I don’t know how any life which involved a UFO in the garage could be considered a failure.
I also love Men at Work, sadly.
“UFO” – not exactly. It was mostly identifiable and it didn’t fly but it was an object. But yes, his was a fascinating life though I’m not sure he took much comfort in that. I think he always had to pull a few fast ones and stuff his pockets just to get by in this world. He got some lucky breaks but didn’t do much with them and I always wondered if his complete lack of melody wasn’t due to a heavy weight on his back.
John – also in the M’s but not an embarrassment, one lovely silk-screened Mike Gunn record. And thanks for the compliment, although reading it back now –the post could have used some editing and a clearer direction.
I only know the Men at Work hits. What records are essential?
Hell, I’m fairly embarrassed about a couple of the Gunn records for that matter. As for editing and clear direction. You are well aware of my glass house so I’ll just move on.
Speaking of editing and direction, pretend the last two sentences I wrote up there actually were one, and thus made sense.
mrshl – I don’t think I’ve ever read Men at Work and essential records together before but if such a thing exists it’s not much use since they only have three records anyway. You’ll really want to hear all so you can compare the writing styles of big hitter Colin Hay with that of his sometimes partner Ron Strykert to that of the musical virtuoso Greg Ham.

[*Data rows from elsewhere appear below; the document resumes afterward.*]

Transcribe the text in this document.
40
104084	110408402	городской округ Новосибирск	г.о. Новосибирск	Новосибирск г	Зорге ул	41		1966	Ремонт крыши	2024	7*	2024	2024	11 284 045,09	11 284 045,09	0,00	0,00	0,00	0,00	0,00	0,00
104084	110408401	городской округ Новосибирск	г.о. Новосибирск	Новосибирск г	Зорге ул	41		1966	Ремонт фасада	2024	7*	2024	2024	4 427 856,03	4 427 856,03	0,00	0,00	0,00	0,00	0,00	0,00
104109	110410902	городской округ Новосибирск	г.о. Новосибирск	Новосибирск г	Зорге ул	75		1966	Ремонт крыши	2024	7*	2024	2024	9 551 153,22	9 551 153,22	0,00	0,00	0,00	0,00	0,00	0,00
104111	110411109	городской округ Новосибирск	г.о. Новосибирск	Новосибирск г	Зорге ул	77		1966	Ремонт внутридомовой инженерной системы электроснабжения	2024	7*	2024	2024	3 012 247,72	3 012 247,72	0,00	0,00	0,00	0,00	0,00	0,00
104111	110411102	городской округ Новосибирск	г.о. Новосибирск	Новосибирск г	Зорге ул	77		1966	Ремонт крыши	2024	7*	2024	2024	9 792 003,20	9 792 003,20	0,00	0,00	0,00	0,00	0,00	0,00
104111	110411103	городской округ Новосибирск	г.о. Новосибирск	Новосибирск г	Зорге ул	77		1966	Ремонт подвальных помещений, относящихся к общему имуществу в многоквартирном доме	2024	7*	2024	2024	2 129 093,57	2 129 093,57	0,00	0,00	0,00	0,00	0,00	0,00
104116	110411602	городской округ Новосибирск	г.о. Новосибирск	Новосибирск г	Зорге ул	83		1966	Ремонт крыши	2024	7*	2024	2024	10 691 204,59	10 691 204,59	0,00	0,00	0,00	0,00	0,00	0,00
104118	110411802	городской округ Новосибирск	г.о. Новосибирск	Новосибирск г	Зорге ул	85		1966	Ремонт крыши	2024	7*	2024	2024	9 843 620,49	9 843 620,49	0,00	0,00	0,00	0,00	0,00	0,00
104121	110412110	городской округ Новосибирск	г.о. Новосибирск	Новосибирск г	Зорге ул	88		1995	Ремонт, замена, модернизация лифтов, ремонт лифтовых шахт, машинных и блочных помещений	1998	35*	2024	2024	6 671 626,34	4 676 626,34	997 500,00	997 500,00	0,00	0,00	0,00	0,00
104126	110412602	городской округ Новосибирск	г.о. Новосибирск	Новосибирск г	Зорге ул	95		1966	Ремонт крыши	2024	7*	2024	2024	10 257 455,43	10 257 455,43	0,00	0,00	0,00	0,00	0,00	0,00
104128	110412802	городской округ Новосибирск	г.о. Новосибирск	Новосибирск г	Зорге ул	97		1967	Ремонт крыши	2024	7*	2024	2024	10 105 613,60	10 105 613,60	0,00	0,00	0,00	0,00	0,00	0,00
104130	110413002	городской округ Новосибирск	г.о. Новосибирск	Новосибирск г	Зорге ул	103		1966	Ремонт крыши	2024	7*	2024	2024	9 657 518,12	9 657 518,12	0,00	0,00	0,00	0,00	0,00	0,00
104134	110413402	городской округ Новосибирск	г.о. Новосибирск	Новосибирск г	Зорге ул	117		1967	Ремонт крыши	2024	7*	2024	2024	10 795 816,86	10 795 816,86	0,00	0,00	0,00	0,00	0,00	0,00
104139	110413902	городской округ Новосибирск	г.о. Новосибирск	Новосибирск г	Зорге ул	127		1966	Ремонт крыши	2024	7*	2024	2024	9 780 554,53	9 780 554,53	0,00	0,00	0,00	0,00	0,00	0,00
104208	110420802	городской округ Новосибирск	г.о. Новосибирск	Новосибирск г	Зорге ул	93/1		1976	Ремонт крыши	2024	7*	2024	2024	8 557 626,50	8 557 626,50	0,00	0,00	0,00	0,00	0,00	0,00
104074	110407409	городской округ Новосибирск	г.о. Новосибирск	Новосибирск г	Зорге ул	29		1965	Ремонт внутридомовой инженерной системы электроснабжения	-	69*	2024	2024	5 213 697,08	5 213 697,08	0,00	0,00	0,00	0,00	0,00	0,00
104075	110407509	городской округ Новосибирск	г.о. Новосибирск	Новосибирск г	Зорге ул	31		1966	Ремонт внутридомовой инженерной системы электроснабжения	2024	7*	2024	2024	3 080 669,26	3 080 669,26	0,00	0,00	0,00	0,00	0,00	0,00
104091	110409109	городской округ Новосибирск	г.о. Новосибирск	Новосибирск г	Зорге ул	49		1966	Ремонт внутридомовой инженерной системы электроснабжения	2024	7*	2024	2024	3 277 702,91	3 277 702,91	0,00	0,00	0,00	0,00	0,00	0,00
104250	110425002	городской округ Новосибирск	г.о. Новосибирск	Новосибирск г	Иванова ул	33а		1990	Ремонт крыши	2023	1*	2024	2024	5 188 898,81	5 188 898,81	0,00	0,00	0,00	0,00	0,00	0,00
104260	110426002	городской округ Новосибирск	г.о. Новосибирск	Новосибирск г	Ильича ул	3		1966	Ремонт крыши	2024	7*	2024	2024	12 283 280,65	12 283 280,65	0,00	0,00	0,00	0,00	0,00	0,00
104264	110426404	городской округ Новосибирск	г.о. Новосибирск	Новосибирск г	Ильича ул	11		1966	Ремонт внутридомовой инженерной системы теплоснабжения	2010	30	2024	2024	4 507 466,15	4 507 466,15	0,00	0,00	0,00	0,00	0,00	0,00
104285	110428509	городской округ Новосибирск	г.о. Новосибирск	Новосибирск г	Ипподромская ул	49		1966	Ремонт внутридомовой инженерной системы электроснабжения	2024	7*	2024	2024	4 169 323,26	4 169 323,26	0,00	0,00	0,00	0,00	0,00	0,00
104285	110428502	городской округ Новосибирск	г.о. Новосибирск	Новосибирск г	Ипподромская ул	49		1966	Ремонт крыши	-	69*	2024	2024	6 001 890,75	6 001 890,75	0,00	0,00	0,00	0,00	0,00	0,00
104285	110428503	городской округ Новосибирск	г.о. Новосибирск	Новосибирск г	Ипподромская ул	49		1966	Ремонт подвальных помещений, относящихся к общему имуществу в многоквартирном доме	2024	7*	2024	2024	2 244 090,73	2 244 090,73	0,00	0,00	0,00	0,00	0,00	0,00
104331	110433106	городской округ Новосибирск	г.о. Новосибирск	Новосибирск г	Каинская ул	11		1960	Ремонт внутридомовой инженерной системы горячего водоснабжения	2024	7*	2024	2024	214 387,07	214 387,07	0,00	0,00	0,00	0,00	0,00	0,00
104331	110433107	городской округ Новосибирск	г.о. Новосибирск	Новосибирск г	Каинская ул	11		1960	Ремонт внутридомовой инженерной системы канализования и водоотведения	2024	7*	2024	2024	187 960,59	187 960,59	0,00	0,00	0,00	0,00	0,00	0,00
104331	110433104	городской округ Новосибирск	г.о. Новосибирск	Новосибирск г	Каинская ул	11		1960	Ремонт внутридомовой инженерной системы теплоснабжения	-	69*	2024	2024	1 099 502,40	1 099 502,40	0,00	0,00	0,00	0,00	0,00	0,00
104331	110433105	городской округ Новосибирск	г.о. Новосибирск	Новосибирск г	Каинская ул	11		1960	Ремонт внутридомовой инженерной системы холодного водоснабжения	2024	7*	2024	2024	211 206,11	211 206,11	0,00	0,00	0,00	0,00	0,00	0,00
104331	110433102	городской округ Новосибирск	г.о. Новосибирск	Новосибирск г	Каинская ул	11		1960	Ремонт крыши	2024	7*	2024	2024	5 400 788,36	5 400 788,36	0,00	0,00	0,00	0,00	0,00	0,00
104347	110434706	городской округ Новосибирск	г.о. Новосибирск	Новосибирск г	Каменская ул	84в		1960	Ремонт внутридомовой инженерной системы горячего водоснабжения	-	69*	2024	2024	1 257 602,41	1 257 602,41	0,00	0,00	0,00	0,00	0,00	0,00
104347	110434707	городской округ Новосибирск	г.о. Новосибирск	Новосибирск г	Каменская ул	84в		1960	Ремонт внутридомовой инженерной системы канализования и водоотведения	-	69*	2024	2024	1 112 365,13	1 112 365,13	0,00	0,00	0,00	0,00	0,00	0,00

Greg Ham plays all the memorable instruments including flute and sax. His lyrical style is truly hammy. He only has one song on the first album, “Helpless Automaton” about a robot with feelings –I think, I really don’t know what he’s talking about. But he takes over the forgettable final album. Don’t make me listen to it to find out how culpable he is for that failure.
Wait, he was sent from the US to Germany in 1944/5?! Was there a prisoner exchange or something, or how did that work?
He wasn’t a POW so to speak. He was interned like the Japanese on the West Coast. It’s little known history. The last camp they had him in was in Corpus Christi. My aunt made one of my cousins do a high school report about it and was very surprised at how difficult it was to collect primary sources.
Apparently they gave him the choice to stay in camp or be shipped back to Germany. He had no way of knowing when the war would end and he was bored stiff: as depicted in this sketch that his bunk mate drew.
I posted the sketch on NAP in the year 4.5 Billion. The text is sort of mock Encyclopedia.
thanks a lot for that little known piece of history. Really.
Empathy, or whatever…. ain’t u too harsh on your grandfather? A colorful life is a success in my book. One usually has a lot less control than he thinks on his life.
a.s.o.
bridelice – you have a point, maybe I am being harsh although I could actually be a lot harsher. My own painful feelings regarding my grandfather aside I have always appreciated him very much on a certain level. I mean, b/w photographs with a fedora, tommy guns and federales? (I really need to scan those) –not to mention my own cherished experience working in a metal perforation plant in my junior high and high school years. But I meant it more in how he might have seen himself, not that he acted like a failure –he acted like Baron Von Münchhausen, minus grace and wit.